« Aimez-vous Brahms ? »

L’œuvre de piano de Brahms éveille de profonds échos auxquels nous sommes devenus sensibles : brumes et nostalgie, réminiscences intimes de ballades populaires, mais aussi force et vivacité des rhapsodies hongroises, gaieté des “Liebesliederwalzer”, valses d’amour au goût viennois ! Brahms invente des modulations étranges, des sonorités nouvelles : il faut travailler pour entrer pleinement dans son univers. Il n’est pas des plus accessibles à l’interprète ! Mais pour qui “aime Brahms”, tout effort est bonheur.

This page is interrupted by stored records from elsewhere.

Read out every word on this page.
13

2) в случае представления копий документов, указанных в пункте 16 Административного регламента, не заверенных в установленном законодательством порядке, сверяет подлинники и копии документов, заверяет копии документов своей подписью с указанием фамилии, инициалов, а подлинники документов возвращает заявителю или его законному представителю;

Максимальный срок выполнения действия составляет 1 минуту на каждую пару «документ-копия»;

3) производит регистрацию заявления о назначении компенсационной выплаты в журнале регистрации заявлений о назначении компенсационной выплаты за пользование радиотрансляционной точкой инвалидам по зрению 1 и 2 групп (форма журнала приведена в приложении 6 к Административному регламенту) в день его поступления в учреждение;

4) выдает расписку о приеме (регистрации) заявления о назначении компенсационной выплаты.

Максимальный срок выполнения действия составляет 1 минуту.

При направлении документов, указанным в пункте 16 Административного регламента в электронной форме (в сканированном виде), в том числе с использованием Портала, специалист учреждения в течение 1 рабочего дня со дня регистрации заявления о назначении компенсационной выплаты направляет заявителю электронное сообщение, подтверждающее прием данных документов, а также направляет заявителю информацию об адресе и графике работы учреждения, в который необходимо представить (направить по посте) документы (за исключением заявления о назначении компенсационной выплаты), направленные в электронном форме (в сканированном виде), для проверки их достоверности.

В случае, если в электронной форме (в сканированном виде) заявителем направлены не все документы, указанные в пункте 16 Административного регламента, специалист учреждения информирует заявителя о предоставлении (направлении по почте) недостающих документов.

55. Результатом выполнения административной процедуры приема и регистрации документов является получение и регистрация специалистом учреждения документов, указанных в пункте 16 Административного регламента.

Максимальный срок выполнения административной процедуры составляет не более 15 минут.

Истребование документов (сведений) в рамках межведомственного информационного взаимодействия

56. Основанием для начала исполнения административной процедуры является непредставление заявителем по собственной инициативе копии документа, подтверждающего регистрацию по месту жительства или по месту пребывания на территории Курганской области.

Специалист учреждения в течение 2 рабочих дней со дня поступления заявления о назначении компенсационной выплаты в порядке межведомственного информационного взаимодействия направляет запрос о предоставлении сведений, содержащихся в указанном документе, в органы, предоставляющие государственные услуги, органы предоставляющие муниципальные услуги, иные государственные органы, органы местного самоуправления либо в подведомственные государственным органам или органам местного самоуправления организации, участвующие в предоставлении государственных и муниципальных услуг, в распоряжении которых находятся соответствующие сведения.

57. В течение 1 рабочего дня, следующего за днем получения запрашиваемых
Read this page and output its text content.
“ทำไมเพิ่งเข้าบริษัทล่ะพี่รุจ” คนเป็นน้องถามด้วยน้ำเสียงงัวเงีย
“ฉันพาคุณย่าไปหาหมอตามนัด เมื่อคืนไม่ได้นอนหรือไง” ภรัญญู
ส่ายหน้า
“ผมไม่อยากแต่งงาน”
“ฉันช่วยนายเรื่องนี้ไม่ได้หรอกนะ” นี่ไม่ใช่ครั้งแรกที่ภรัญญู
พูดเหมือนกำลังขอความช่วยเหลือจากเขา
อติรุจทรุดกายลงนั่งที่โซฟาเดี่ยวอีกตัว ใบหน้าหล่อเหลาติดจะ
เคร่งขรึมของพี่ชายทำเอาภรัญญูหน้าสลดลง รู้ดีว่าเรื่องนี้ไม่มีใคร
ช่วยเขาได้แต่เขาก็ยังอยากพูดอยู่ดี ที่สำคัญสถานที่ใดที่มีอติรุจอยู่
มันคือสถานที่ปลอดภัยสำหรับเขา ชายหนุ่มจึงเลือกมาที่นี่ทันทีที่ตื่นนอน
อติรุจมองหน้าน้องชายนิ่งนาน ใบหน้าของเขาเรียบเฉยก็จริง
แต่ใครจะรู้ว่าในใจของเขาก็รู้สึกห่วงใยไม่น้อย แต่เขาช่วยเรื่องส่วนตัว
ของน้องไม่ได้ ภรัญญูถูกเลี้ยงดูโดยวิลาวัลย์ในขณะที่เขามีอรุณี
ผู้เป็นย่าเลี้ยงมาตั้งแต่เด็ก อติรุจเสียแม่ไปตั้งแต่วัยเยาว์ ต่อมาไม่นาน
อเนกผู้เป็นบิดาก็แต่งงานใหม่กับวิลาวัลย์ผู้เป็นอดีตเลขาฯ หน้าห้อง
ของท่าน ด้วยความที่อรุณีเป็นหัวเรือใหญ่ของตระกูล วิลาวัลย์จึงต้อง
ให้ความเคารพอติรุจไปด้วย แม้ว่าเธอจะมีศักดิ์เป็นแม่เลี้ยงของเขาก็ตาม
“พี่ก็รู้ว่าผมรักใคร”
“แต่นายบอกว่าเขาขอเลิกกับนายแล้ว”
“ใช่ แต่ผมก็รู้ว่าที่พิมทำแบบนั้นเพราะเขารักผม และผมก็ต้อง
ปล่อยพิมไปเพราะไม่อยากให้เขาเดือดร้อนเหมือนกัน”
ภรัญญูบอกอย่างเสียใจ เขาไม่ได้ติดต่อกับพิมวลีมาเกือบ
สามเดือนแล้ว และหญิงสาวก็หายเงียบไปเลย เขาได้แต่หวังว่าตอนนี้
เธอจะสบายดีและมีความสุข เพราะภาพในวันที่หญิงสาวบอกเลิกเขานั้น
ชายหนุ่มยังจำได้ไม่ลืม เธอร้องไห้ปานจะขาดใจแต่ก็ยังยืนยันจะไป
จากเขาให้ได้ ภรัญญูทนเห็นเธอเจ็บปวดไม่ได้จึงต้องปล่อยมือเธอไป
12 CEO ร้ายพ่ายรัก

« Aimez-vous Brahms ? » Le titre du roman de Françoise Sagan avait, dans les années 50, un côté un peu provocant pour le public français. La plupart du temps, la réponse était négative. D’aussi bons esprits que Darius Milhaud ou Francis Poulenc ont dit tout le mal qu’ils pensaient du compositeur du Requiem allemand. Et d’ailleurs, n’est-ce pas dans cette “germanitude” que résidait la cause du malentendu – au sens propre ? Car, tant qu’il exista de gros contentieux entre la France et l’Allemagne, Brahms fut mal vu ici (car il incarnait un certain esprit, ou plutôt une certaine esthétique “lourdement germanique”, teutonne, prussienne, contre laquelle les musiciens et les mélomanes français s’étaient dressés ; curieusement, cet opprobre épargna Wagner). Le petit-fils de Pauline Viardot me montra un jour une lettre inédite de Saint-Saëns (dont on sait que la bienveillance n’était pas son fort), qui accusait tout bonnement Brahms d’être une fausse valeur, indûment promue par Clara Schumann. On n’en finirait pas d’énumérer les propos malveillants. A partir des années 60, lorsque les relations franco-allemandes s’améliorèrent, Brahms trouva dans les cœurs des Français une situation normale. Pour autant, la musique pour piano de Brahms n’a pas, dans les programmes, la situation hégémo­nique qu’eurent toujours les œuvres de Beethoven, de Chopin, de Liszt et même de Schumann. Aucune œuvre de Brahms, même les Variations sur un thème de Haendel, n’a la réputation de la Sonate de Liszt, du Carnaval de Schumann ou de la Sonate “Appassionata”. C’est que la musique pour piano de Brahms, quoique enracinée dans le romantisme allemand, quoique extrêmement sensible, voire parfois sentimentale, s’inscrit également dans une tradition d’écriture savante qui remonte au moins à Bach en ligne directe et aux contrapuntistes de la Renaissance. Musique “pure”, moins programmatique que celle de ses aînés, d’une exécution extrêmement délicate et pourtant moins souvent extravertie quant à la virtuosité transcendante. Bref, elle fait moins d’effet.